Alexey Krasheninnikov (*1976)
Verdammte Tage (2015) (UA) Leseoper für Vorleser, Tenor, Sopran und Kammermusikensemble
Text und Musik von Alexey Krasheninnikov

Alexander Shchetynsky  (*1960)
Interrupted Letter (2013) (UA) Opernphantasie in einem Akt, sieben Episoden für Bariton, Tenor, Sopran und Ensemble
Text und Musik von Alexander Shchetynsky

Wladimir Pantchev (*1948)
Emigranten (2012/13) (UA) Kammermusikspiel in einem Akt für Bariton, Temor und Ensemble
Text nach Motiven des gleichhnamigen Schauspiels von Slawomir Mrozek

In einer Zeit, in der Asylsuchende in Europa in an Konzentrationslager gemahnenden Anlagen inhaftiert sind, in der man es zulässt, dass Flüchtlinge in Booten vor Europas Küsten ertrinken, in der unmenschliche Asylgesetze eher zu Bedrohung als zur Hilfe für Flüchtende werden, realisierte das Ensemble Wiener Collage unter seinem künstlerischen Leiter René Staar den ersten Teil seines großen Projekts "Exil" im Wiener Konzerthaus. Aktueller könnte das Thema wohl kaum sein...

Ursprünglich bereits vor mehr als fünf Jahren als zyklisches Musiktheaterprojekt konzipiert, musste es lange warten, bis die dafür notwendige Unterstützung bei einem Veranstalter und bei Förderern groß genug war, diesem "heissen Eisen" den nötigen Rückhalt zu geben. Ein besonderer Zufall hat auch dazu geführt, dass das Projekt einen Komponisten aus Kiew und einen anderen aus St.
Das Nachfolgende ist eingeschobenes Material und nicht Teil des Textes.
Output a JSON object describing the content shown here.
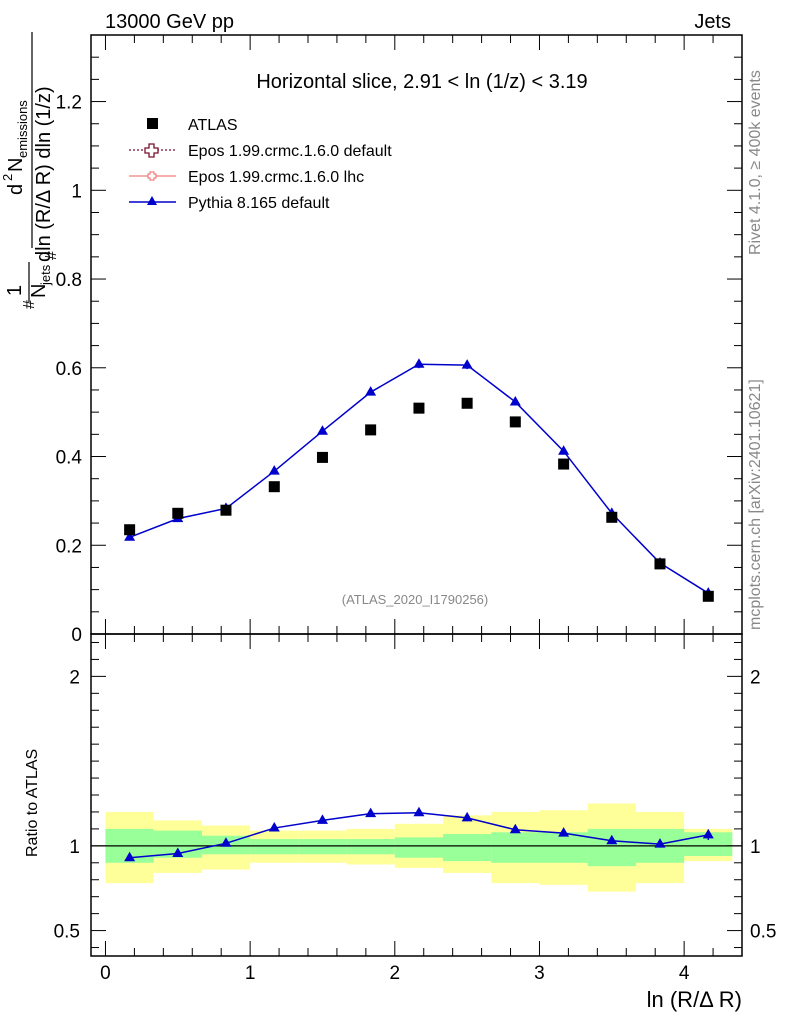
{
  "header": {
    "energy_label": "13000 GeV pp",
    "process_label": "Jets"
  },
  "side_labels": {
    "rivet": "Rivet 4.1.0, ≥ 400k events",
    "source": "mcplots.cern.ch [arXiv:2401.10621]"
  },
  "chart_data": [
    {
      "type": "scatter",
      "title": "Horizontal slice, 2.91 < ln (1/z) < 3.19",
      "watermark": "(ATLAS_2020_I1790256)",
      "ylabel_parts": {
        "one": "1",
        "njets": "N",
        "njets_sub": "jets",
        "hash_num": "#",
        "hash_den": "#",
        "d2": "d",
        "d2_sup": "2",
        "n_em": "N",
        "n_em_sub": "emissions",
        "denom": "dln (R/Δ R) dln (1/z)"
      },
      "ylim": [
        0,
        1.35
      ],
      "yticks": [
        0.2,
        0.4,
        0.6,
        0.8,
        1,
        1.2
      ],
      "ytick_labels": [
        "0.2",
        "0.4",
        "0.6",
        "0.8",
        "1",
        "1.2"
      ],
      "ytick_zero_label": "0",
      "legend": [
        "ATLAS",
        "Epos 1.99.crmc.1.6.0 default",
        "Epos 1.99.crmc.1.6.0 lhc",
        "Pythia 8.165 default"
      ],
      "legend_placement": "top-left",
      "series": [
        {
          "name": "ATLAS",
          "x": [
            0.167,
            0.5,
            0.833,
            1.167,
            1.5,
            1.833,
            2.167,
            2.5,
            2.833,
            3.167,
            3.5,
            3.833,
            4.167
          ],
          "y": [
            0.235,
            0.272,
            0.279,
            0.332,
            0.398,
            0.46,
            0.509,
            0.52,
            0.478,
            0.383,
            0.263,
            0.158,
            0.085
          ]
        },
        {
          "name": "Pythia 8.165 default",
          "x": [
            0.167,
            0.5,
            0.833,
            1.167,
            1.5,
            1.833,
            2.167,
            2.5,
            2.833,
            3.167,
            3.5,
            3.833,
            4.167
          ],
          "y": [
            0.218,
            0.26,
            0.283,
            0.367,
            0.457,
            0.545,
            0.608,
            0.606,
            0.523,
            0.412,
            0.272,
            0.16,
            0.092
          ],
          "yerr": [
            0.004,
            0.004,
            0.004,
            0.005,
            0.005,
            0.006,
            0.009,
            0.009,
            0.006,
            0.005,
            0.004,
            0.003,
            0.003
          ]
        }
      ]
    },
    {
      "type": "scatter",
      "ylabel": "Ratio to ATLAS",
      "xlabel": "ln (R/Δ R)",
      "xlim": [
        -0.1,
        4.4
      ],
      "xticks": [
        0,
        1,
        2,
        3,
        4
      ],
      "xtick_labels": [
        "0",
        "1",
        "2",
        "3",
        "4"
      ],
      "ylim": [
        0.35,
        2.25
      ],
      "yticks": [
        0.5,
        1,
        2
      ],
      "ytick_labels": [
        "0.5",
        "1",
        "2"
      ],
      "bins": [
        [
          0,
          0.333
        ],
        [
          0.333,
          0.667
        ],
        [
          0.667,
          1.0
        ],
        [
          1.0,
          1.333
        ],
        [
          1.333,
          1.667
        ],
        [
          1.667,
          2.0
        ],
        [
          2.0,
          2.333
        ],
        [
          2.333,
          2.667
        ],
        [
          2.667,
          3.0
        ],
        [
          3.0,
          3.333
        ],
        [
          3.333,
          3.667
        ],
        [
          3.667,
          4.0
        ],
        [
          4.0,
          4.333
        ]
      ],
      "band_stat_low": [
        0.9,
        0.93,
        0.95,
        0.95,
        0.95,
        0.95,
        0.93,
        0.91,
        0.9,
        0.9,
        0.88,
        0.9,
        0.94
      ],
      "band_stat_high": [
        1.1,
        1.09,
        1.06,
        1.04,
        1.04,
        1.04,
        1.05,
        1.07,
        1.08,
        1.08,
        1.1,
        1.1,
        1.08
      ],
      "band_total_low": [
        0.78,
        0.84,
        0.86,
        0.9,
        0.9,
        0.89,
        0.87,
        0.84,
        0.78,
        0.77,
        0.73,
        0.78,
        0.91
      ],
      "band_total_high": [
        1.2,
        1.15,
        1.12,
        1.09,
        1.09,
        1.1,
        1.13,
        1.18,
        1.2,
        1.21,
        1.25,
        1.2,
        1.1
      ],
      "series": [
        {
          "name": "Pythia 8.165 default",
          "x": [
            0.167,
            0.5,
            0.833,
            1.167,
            1.5,
            1.833,
            2.167,
            2.5,
            2.833,
            3.167,
            3.5,
            3.833,
            4.167
          ],
          "y": [
            0.93,
            0.955,
            1.015,
            1.105,
            1.15,
            1.19,
            1.195,
            1.165,
            1.095,
            1.075,
            1.03,
            1.01,
            1.065
          ],
          "yerr": [
            0.02,
            0.015,
            0.014,
            0.014,
            0.014,
            0.014,
            0.018,
            0.018,
            0.014,
            0.014,
            0.015,
            0.02,
            0.03
          ]
        }
      ],
      "reference_line": 1
    }
  ]
}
Peterburg miteinbezieht und es daher auch  zumindest als Versuch eines versöhnlichen Beitrags des Ensemble Wiener Collage im aktuellen Konflikt zwischen Russland und der Ukraine angesehen werden darf.
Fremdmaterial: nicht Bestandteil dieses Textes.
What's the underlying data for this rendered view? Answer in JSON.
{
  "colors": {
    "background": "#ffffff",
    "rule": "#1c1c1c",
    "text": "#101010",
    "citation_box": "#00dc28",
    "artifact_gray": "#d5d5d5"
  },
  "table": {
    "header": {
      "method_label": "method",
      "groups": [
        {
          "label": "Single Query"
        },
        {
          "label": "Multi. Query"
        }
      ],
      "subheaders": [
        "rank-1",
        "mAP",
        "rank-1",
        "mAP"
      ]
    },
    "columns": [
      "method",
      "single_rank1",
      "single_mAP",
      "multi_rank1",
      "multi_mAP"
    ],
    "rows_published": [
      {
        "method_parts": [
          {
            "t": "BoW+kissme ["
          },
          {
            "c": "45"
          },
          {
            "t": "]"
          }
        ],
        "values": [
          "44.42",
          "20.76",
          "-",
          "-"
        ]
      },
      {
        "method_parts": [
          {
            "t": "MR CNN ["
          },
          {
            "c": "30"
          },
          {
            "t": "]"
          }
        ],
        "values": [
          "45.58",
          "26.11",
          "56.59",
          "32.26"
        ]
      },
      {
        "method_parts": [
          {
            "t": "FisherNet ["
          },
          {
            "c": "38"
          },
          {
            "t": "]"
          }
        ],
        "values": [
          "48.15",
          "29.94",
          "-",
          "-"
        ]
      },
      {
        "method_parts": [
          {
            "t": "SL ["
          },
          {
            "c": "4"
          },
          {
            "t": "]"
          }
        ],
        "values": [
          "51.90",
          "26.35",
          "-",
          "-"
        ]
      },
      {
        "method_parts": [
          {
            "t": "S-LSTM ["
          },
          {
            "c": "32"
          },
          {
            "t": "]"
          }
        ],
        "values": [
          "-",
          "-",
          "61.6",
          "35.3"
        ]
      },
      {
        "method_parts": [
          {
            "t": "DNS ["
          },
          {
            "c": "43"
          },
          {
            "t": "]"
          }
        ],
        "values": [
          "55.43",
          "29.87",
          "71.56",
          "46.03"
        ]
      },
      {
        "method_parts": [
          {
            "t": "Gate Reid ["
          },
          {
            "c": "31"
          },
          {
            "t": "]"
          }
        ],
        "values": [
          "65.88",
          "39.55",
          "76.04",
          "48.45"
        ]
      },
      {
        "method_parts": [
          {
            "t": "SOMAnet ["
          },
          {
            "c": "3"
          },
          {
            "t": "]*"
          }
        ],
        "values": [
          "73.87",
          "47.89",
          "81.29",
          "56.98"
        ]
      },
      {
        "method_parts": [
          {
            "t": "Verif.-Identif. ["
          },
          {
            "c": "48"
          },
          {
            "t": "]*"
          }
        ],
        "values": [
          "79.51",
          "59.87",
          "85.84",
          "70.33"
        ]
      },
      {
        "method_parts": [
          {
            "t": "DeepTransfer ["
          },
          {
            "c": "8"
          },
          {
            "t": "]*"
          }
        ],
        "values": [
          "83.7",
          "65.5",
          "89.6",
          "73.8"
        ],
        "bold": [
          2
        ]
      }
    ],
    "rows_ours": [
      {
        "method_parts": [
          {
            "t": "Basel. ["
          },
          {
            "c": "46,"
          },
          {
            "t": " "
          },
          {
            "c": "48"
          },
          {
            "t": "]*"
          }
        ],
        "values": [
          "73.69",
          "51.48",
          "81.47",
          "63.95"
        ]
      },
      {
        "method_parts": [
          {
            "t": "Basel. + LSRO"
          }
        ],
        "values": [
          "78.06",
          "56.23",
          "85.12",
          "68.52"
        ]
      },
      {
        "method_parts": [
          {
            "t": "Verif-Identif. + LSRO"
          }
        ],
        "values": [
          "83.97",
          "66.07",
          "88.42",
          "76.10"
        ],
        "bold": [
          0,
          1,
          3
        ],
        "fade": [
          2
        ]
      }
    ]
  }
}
An den vier Einaktern kann man die Vielschichtigkeit der Themen, die sich um Exil, Verbannung und deren Ursachen wie Krieg oder Revolution ranken, erahnen. In seinem "Prolog eines Namenlosen" stösst René Staar das Thema an, indem er seinen Protagonisten in dessen Position als Asylwerber eine Anklage gegen Abschiebung und Abwehr der Asylsuchenden singen lässt. Alexander Shchetynskys "Unterbrochener Brief" liefert Einblicke in das Leben des ukrainischen Nationaldichters Taras Schewtschenko. "Verfluchte Tage" ist der Titel eines Buchs des ersten russischen Nobelpreisträgers Iwan Bunin, in dem er seine Sicht als "Dissident" auf die russische Oktoberrevolution festhält. Diese konfrontiert Alexey Krashenninikov mit Aussagen und Textpassagen von Autoren, die die Revolution hymnisch begrüßt haben. Den letzten Teil des Abends bildet schließlich Waldimir Pantchevs "Emigranten" nach Motiven des gleichnamigen Schauspiels von Slawomir Mrozek. Zwei Männer - ein Intellektueller und ein Arbeiter - müssen sich in der Emigration eine gemeinsame Wohnung teilen. Die daraus entstehende Situationskomödie akzentuiert sowohl Mrozeks Ruf als Satiriker wie Pantchevs balkanische Lebensfreude.

Besetzung:

Jennifer Davison, Mezzo
Alexander Kaimbacher, Tenor
Steven Scheschareg, Bariton
Klemens Sander, Bassbariton
Ivan Shvedoff, Sprecher
René Zisterer, Regie
René Staar, Dirigent
Ensemble Wiener Collage

Über die Kompositionen

René Staar: PROLOG EINES NAMENLOSEN 
Dramatischer Monolog für Bariton und Kammerensemble Op. 22m
Text und Musik von René Staar (2012)

Das Exil, gesehen mit den Augen eines immer wieder zurückgewiesenen Asylwerbers unserer Zeit, anklagend, provozierend. Denn unser Asylwerber ist kein braver, geduldiger Mann.
Ihm sitzen die Widersacher im Genick, gleichermaßen aus seiner Heimat wie aus den Ländern, die scheinbar Humanität und Menschenrechte predigen.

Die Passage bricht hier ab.